Se la fuga è – e lo è, almeno nel ciclismo - un atto di coraggio e non di codardia. Se la fuga è avventura a costo di disavventure, se la fuga è uno (o due, o tre...) contro tutti, se la fuga è alleanza e complicità fino a trasformarle – all’ultimo chilometro – in tradimento e guerra, se la fuga è evasione non solo dal gruppo ma anche dall’anonimato, dalle gerarchie, dalla rassegnazione, dalla subordinazione. Se la fuga è fatica ma anche eccitazione, illusione ma anche fede, ribellione ma anche natura, istinto, indole, allora Roberto Pagnin rimarrà uno dei nostri eroi. Perché Pagnin era un uomo da fuga, da viva la fuga, da fuga per sempre. Anticipava le volate, trasgrediva gli accordi, cercava aria. Pagnin – avventato - si esponeva al vento. E il popolo del ciclismo, che riconosce chi fugge per bisogno, passione, amore, lo ha nel cuore.
Domenica 23 ottobre (alle 12.30), nel ristorante all’Oasi Campagnola (via Campagnola 5/C, località Campagnola), a Mareno di Piave (Treviso), Pagnin riceverà la Borraccia d’Oro, il premio assegnato dall’Associazione ex ciclisti della provincia di Treviso (presieduta da Germano Bisigato). Dove la borraccia, almeno stavolta, non è il simbolo del sacrificio del gregario per il proprio capitano, ma l’emblema delle energie profuse in tutti quei chilometri divorati davanti al gruppo inseguitore, una specie di aspirapolvere che cerca di inghiottire quell’ansia di libertà, autonomia, indipendenza dei fuggitivi.
Veneziano di Galta di Vigonovo, Riviera del Brenta, papà calzolaio, mamma casalinga, e un nonno appassionato di ciclismo. Un regalo del nonno, la prima bici, di ferro. Roberto le tolse i parafanghi e la trasformò da corsa: “A quel tempo, o pallone o bicicletta, o calcio o ciclismo”. Il nonno, che ci aveva provato in proprio con il pallone, fu convincente: “A calcio, su cento, ce la fanno in due o tre. Nel ciclismo dipende solo da te”. Tant’è: un suo regalo, la seconda bici, da corsa. Pronti? Via. Roberto – “dipende solo da te” - ci mise gambe e cuore. “La prima corsa in paese, a Fiesso d’Artico. Categoria giovanissimi. Sette anni. Un circuito da ripetere un po’ di volte. Nel finale sbagliai strada: un addetto mi indicò di andare da una parte, ma non era quella giusta. Pensava che fossi uno dei doppiati, invece ero in fuga. Tornai indietro, inseguii, rimontai. Terzo”. Roberto non poté neanche prendersela tanto: “La corsa era stata organizzata proprio da mio nonno, allora era anche il vicesindaco del paese”. Da lì in poi, fino a 12 anni da professionista, compresi un Mondiale (a Villach nel 1987) e un’Olimpiade (a Los Angeles nel 1984).

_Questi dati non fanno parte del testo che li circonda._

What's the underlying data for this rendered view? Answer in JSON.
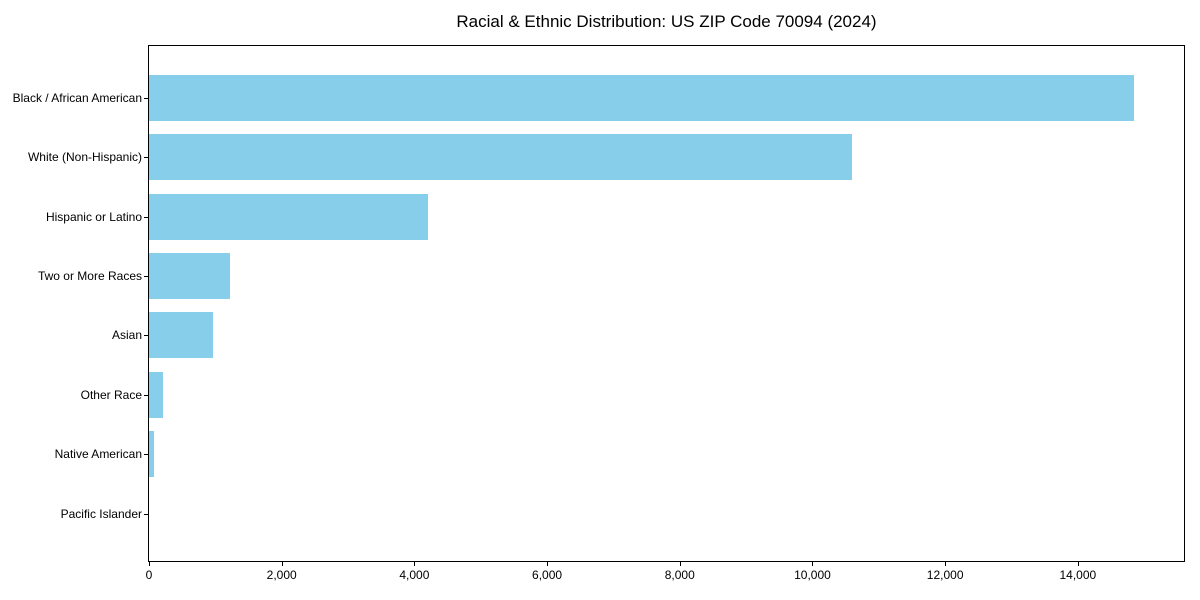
{
  "chart_data": {
    "type": "bar",
    "orientation": "horizontal",
    "title": "Racial & Ethnic Distribution: US ZIP Code 70094 (2024)",
    "categories": [
      "Black / African American",
      "White (Non-Hispanic)",
      "Hispanic or Latino",
      "Two or More Races",
      "Asian",
      "Other Race",
      "Native American",
      "Pacific Islander"
    ],
    "values": [
      14850,
      10600,
      4200,
      1220,
      970,
      210,
      75,
      0
    ],
    "xlabel": "",
    "ylabel": "",
    "xlim": [
      0,
      15600
    ],
    "x_ticks": [
      0,
      2000,
      4000,
      6000,
      8000,
      10000,
      12000,
      14000
    ],
    "x_tick_labels": [
      "0",
      "2,000",
      "4,000",
      "6,000",
      "8,000",
      "10,000",
      "12,000",
      "14,000"
    ],
    "bar_color": "#87CEEB",
    "spine_color": "#000000",
    "grid": false,
    "legend": false,
    "categories_order": "largest at top (y-axis inverted)"
  }
}
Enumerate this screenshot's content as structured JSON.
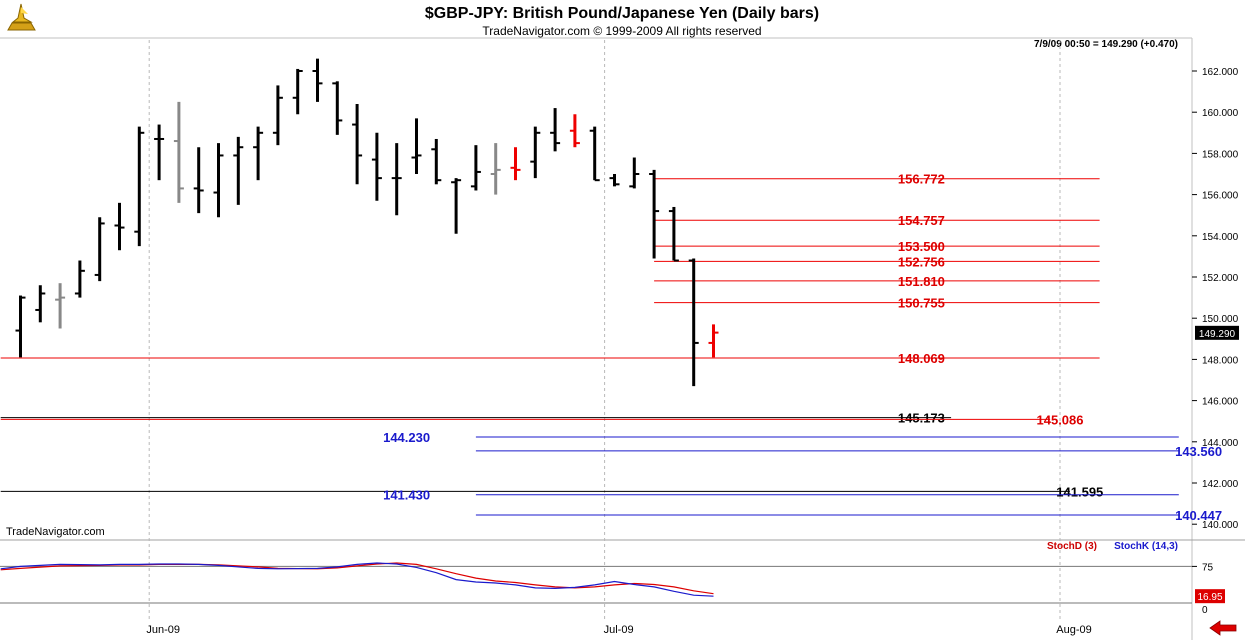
{
  "header": {
    "title": "$GBP-JPY:  British Pound/Japanese Yen  (Daily bars)",
    "subtitle": "TradeNavigator.com © 1999-2009 All rights reserved",
    "quote": "7/9/09 00:50 = 149.290 (+0.470)",
    "watermark": "TradeNavigator.com"
  },
  "colors": {
    "up": "#000000",
    "down_red": "#ee0000",
    "neutral": "#888888",
    "blue": "#1a1acc"
  },
  "chart_data": [
    {
      "type": "ohlc",
      "ylim": [
        139,
        163.5
      ],
      "yticks": [
        "162.000",
        "160.000",
        "158.000",
        "156.000",
        "154.000",
        "152.000",
        "150.000",
        "148.000",
        "146.000",
        "144.000",
        "142.000",
        "140.000"
      ],
      "last_price_label": "149.290",
      "last_price": 149.29,
      "xlabels": [
        {
          "label": "Jun-09",
          "bar": 6.5
        },
        {
          "label": "Jul-09",
          "bar": 29.5
        },
        {
          "label": "Aug-09",
          "bar": 52.5
        }
      ],
      "bars": [
        {
          "o": 149.4,
          "h": 151.1,
          "l": 148.1,
          "c": 151.0,
          "color": "up"
        },
        {
          "o": 150.4,
          "h": 151.6,
          "l": 149.8,
          "c": 151.2,
          "color": "up"
        },
        {
          "o": 150.9,
          "h": 151.7,
          "l": 149.5,
          "c": 151.0,
          "color": "neutral"
        },
        {
          "o": 151.2,
          "h": 152.8,
          "l": 151.0,
          "c": 152.3,
          "color": "up"
        },
        {
          "o": 152.1,
          "h": 154.9,
          "l": 151.8,
          "c": 154.6,
          "color": "up"
        },
        {
          "o": 154.5,
          "h": 155.6,
          "l": 153.3,
          "c": 154.4,
          "color": "up"
        },
        {
          "o": 154.2,
          "h": 159.3,
          "l": 153.5,
          "c": 159.0,
          "color": "up"
        },
        {
          "o": 158.7,
          "h": 159.4,
          "l": 156.7,
          "c": 158.7,
          "color": "up"
        },
        {
          "o": 158.6,
          "h": 160.5,
          "l": 155.6,
          "c": 156.3,
          "color": "neutral"
        },
        {
          "o": 156.3,
          "h": 158.3,
          "l": 155.1,
          "c": 156.2,
          "color": "up"
        },
        {
          "o": 156.1,
          "h": 158.5,
          "l": 154.9,
          "c": 157.9,
          "color": "up"
        },
        {
          "o": 157.9,
          "h": 158.8,
          "l": 155.5,
          "c": 158.3,
          "color": "up"
        },
        {
          "o": 158.3,
          "h": 159.3,
          "l": 156.7,
          "c": 159.0,
          "color": "up"
        },
        {
          "o": 159.0,
          "h": 161.3,
          "l": 158.4,
          "c": 160.7,
          "color": "up"
        },
        {
          "o": 160.7,
          "h": 162.1,
          "l": 159.9,
          "c": 162.0,
          "color": "up"
        },
        {
          "o": 162.0,
          "h": 162.6,
          "l": 160.5,
          "c": 161.4,
          "color": "up"
        },
        {
          "o": 161.4,
          "h": 161.5,
          "l": 158.9,
          "c": 159.6,
          "color": "up"
        },
        {
          "o": 159.4,
          "h": 160.4,
          "l": 156.5,
          "c": 157.9,
          "color": "up"
        },
        {
          "o": 157.7,
          "h": 159.0,
          "l": 155.7,
          "c": 156.8,
          "color": "up"
        },
        {
          "o": 156.8,
          "h": 158.5,
          "l": 155.0,
          "c": 156.8,
          "color": "up"
        },
        {
          "o": 157.8,
          "h": 159.7,
          "l": 157.0,
          "c": 157.9,
          "color": "up"
        },
        {
          "o": 158.2,
          "h": 158.7,
          "l": 156.5,
          "c": 156.7,
          "color": "up"
        },
        {
          "o": 156.6,
          "h": 156.8,
          "l": 154.1,
          "c": 156.7,
          "color": "up"
        },
        {
          "o": 156.4,
          "h": 158.4,
          "l": 156.2,
          "c": 157.1,
          "color": "up"
        },
        {
          "o": 157.0,
          "h": 158.5,
          "l": 156.0,
          "c": 157.2,
          "color": "neutral"
        },
        {
          "o": 157.3,
          "h": 158.3,
          "l": 156.7,
          "c": 157.2,
          "color": "down_red"
        },
        {
          "o": 157.6,
          "h": 159.3,
          "l": 156.8,
          "c": 159.0,
          "color": "up"
        },
        {
          "o": 159.0,
          "h": 160.2,
          "l": 158.1,
          "c": 158.5,
          "color": "up"
        },
        {
          "o": 159.1,
          "h": 159.9,
          "l": 158.3,
          "c": 158.5,
          "color": "down_red"
        },
        {
          "o": 159.1,
          "h": 159.3,
          "l": 156.7,
          "c": 156.7,
          "color": "up"
        },
        {
          "o": 156.8,
          "h": 157.0,
          "l": 156.4,
          "c": 156.5,
          "color": "up"
        },
        {
          "o": 156.4,
          "h": 157.8,
          "l": 156.3,
          "c": 157.0,
          "color": "up"
        },
        {
          "o": 157.0,
          "h": 157.2,
          "l": 152.9,
          "c": 155.2,
          "color": "up"
        },
        {
          "o": 155.2,
          "h": 155.4,
          "l": 152.8,
          "c": 152.8,
          "color": "up"
        },
        {
          "o": 152.8,
          "h": 152.9,
          "l": 146.7,
          "c": 148.8,
          "color": "up"
        },
        {
          "o": 148.8,
          "h": 149.7,
          "l": 148.1,
          "c": 149.3,
          "color": "down_red"
        }
      ],
      "levels": [
        {
          "label": "156.772",
          "value": 156.772,
          "color": "down_red",
          "x1": 32.0,
          "x2": 54.5,
          "label_bar": 45.5
        },
        {
          "label": "154.757",
          "value": 154.757,
          "color": "down_red",
          "x1": 32.0,
          "x2": 54.5,
          "label_bar": 45.5
        },
        {
          "label": "153.500",
          "value": 153.5,
          "color": "down_red",
          "x1": 32.0,
          "x2": 54.5,
          "label_bar": 45.5
        },
        {
          "label": "152.756",
          "value": 152.756,
          "color": "down_red",
          "x1": 32.0,
          "x2": 54.5,
          "label_bar": 45.5
        },
        {
          "label": "151.810",
          "value": 151.81,
          "color": "down_red",
          "x1": 32.0,
          "x2": 54.5,
          "label_bar": 45.5
        },
        {
          "label": "150.755",
          "value": 150.755,
          "color": "down_red",
          "x1": 32.0,
          "x2": 54.5,
          "label_bar": 45.5
        },
        {
          "label": "148.069",
          "value": 148.069,
          "color": "down_red",
          "x1": -1.0,
          "x2": 54.5,
          "label_bar": 45.5
        },
        {
          "label": "145.173",
          "value": 145.173,
          "color": "up",
          "x1": -1.0,
          "x2": 47.0,
          "label_bar": 45.5
        },
        {
          "label": "145.086",
          "value": 145.086,
          "color": "down_red",
          "x1": -1.0,
          "x2": 52.0,
          "label_bar": 52.5
        },
        {
          "label": "144.230",
          "value": 144.23,
          "color": "blue",
          "x1": 23.0,
          "x2": 58.5,
          "label_bar": 19.5
        },
        {
          "label": "143.560",
          "value": 143.56,
          "color": "blue",
          "x1": 23.0,
          "x2": 58.5,
          "label_bar": 59.5
        },
        {
          "label": "141.595",
          "value": 141.595,
          "color": "up",
          "x1": -1.0,
          "x2": 53.0,
          "label_bar": 53.5
        },
        {
          "label": "141.430",
          "value": 141.43,
          "color": "blue",
          "x1": 23.0,
          "x2": 58.5,
          "label_bar": 19.5
        },
        {
          "label": "140.447",
          "value": 140.447,
          "color": "blue",
          "x1": 23.0,
          "x2": 58.5,
          "label_bar": 59.5
        }
      ]
    },
    {
      "type": "line",
      "ylim": [
        0,
        100
      ],
      "yticks": [
        "75"
      ],
      "reference_line": 0,
      "last_value_label": "16.95",
      "legend": [
        "StochD (3)",
        "StochK (14,3)"
      ],
      "series": [
        {
          "name": "StochD (3)",
          "color": "down_red",
          "x": [
            -1,
            0,
            2,
            4,
            5,
            6,
            7,
            8,
            9,
            10,
            12,
            13,
            15,
            16,
            17,
            18,
            19,
            20,
            21,
            22,
            23,
            24,
            25,
            26,
            27,
            28,
            29,
            30,
            31,
            32,
            33,
            34,
            35
          ],
          "values": [
            68,
            71,
            76,
            77,
            78,
            78,
            79,
            79,
            79,
            78,
            74,
            71,
            70,
            72,
            76,
            80,
            82,
            79,
            70,
            60,
            51,
            45,
            42,
            37,
            33,
            31,
            33,
            37,
            40,
            38,
            33,
            25,
            19
          ]
        },
        {
          "name": "StochK (14,3)",
          "color": "blue",
          "x": [
            -1,
            0,
            2,
            4,
            5,
            6,
            7,
            8,
            9,
            10,
            12,
            13,
            15,
            16,
            17,
            18,
            19,
            20,
            21,
            22,
            23,
            24,
            25,
            26,
            27,
            28,
            29,
            30,
            31,
            32,
            33,
            34,
            35
          ],
          "values": [
            70,
            75,
            79,
            78,
            79,
            79,
            80,
            80,
            79,
            77,
            71,
            70,
            71,
            74,
            79,
            82,
            80,
            73,
            62,
            48,
            43,
            41,
            37,
            31,
            30,
            32,
            37,
            44,
            38,
            33,
            24,
            16,
            14
          ]
        }
      ]
    }
  ]
}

C’è fuga e fuga. Le fughette e i fugoni, le mezze fughe e le grandi fughe. La fuga più dolce? “Alla Tirreno-Adriatico, nel 1986, con la Malvor-Bottecchia. Quattro giorni, quattro tappe. Vinsi la terza tappa, la Monopoli-Alberobello, inseguito a blocco dalla Del Tongo di Saronni, e indossai la maglia bianca di leader, dieci secondi di vantaggio su Beppe. Il giorno dopo fui attaccato dal primo all’ultimo chilometro, c’è chi definì il percorso come un toboga, esasperante. L’arrivo su uno strappo. Vinse, in volata, Saronni, terzo Moser, io finii nel primo gruppo, sedicesimo, ma con lo stesso tempo, e salvai il primato per un solo secondo su Saronni. E pensare che, dopo l’arrivo, Saronni quasi si arrabbiò, me lo potevi dire che ci tenevi così tanto?, e mi confidò, avrei fatto meno fatica”.
E la fuga più bella? “Al Giro del Veneto, che per i veneti valeva quasi come il campionato del mondo, nel 1989, con la Malvor-Sidi. Me la sentivo dentro: una sensazione, anche un sentimento, inspiegabile, c’è e basta, perché se c’è c’è, e se non c’è non c’è. La vigilia, la sera, a cena, mentre gli altri, da Saronni a Contini, facevano piccole eccezioni alle regole, io mi attenni rigorosamente al riso in bianco e alla bistecca. L’arrivo era fissato a Padova. Respiravo aria di casa. Vinsi per distacco, un paio di minuti di vantaggio su Maurizio Fondriest, maglia iridata, campione del mondo in carica”.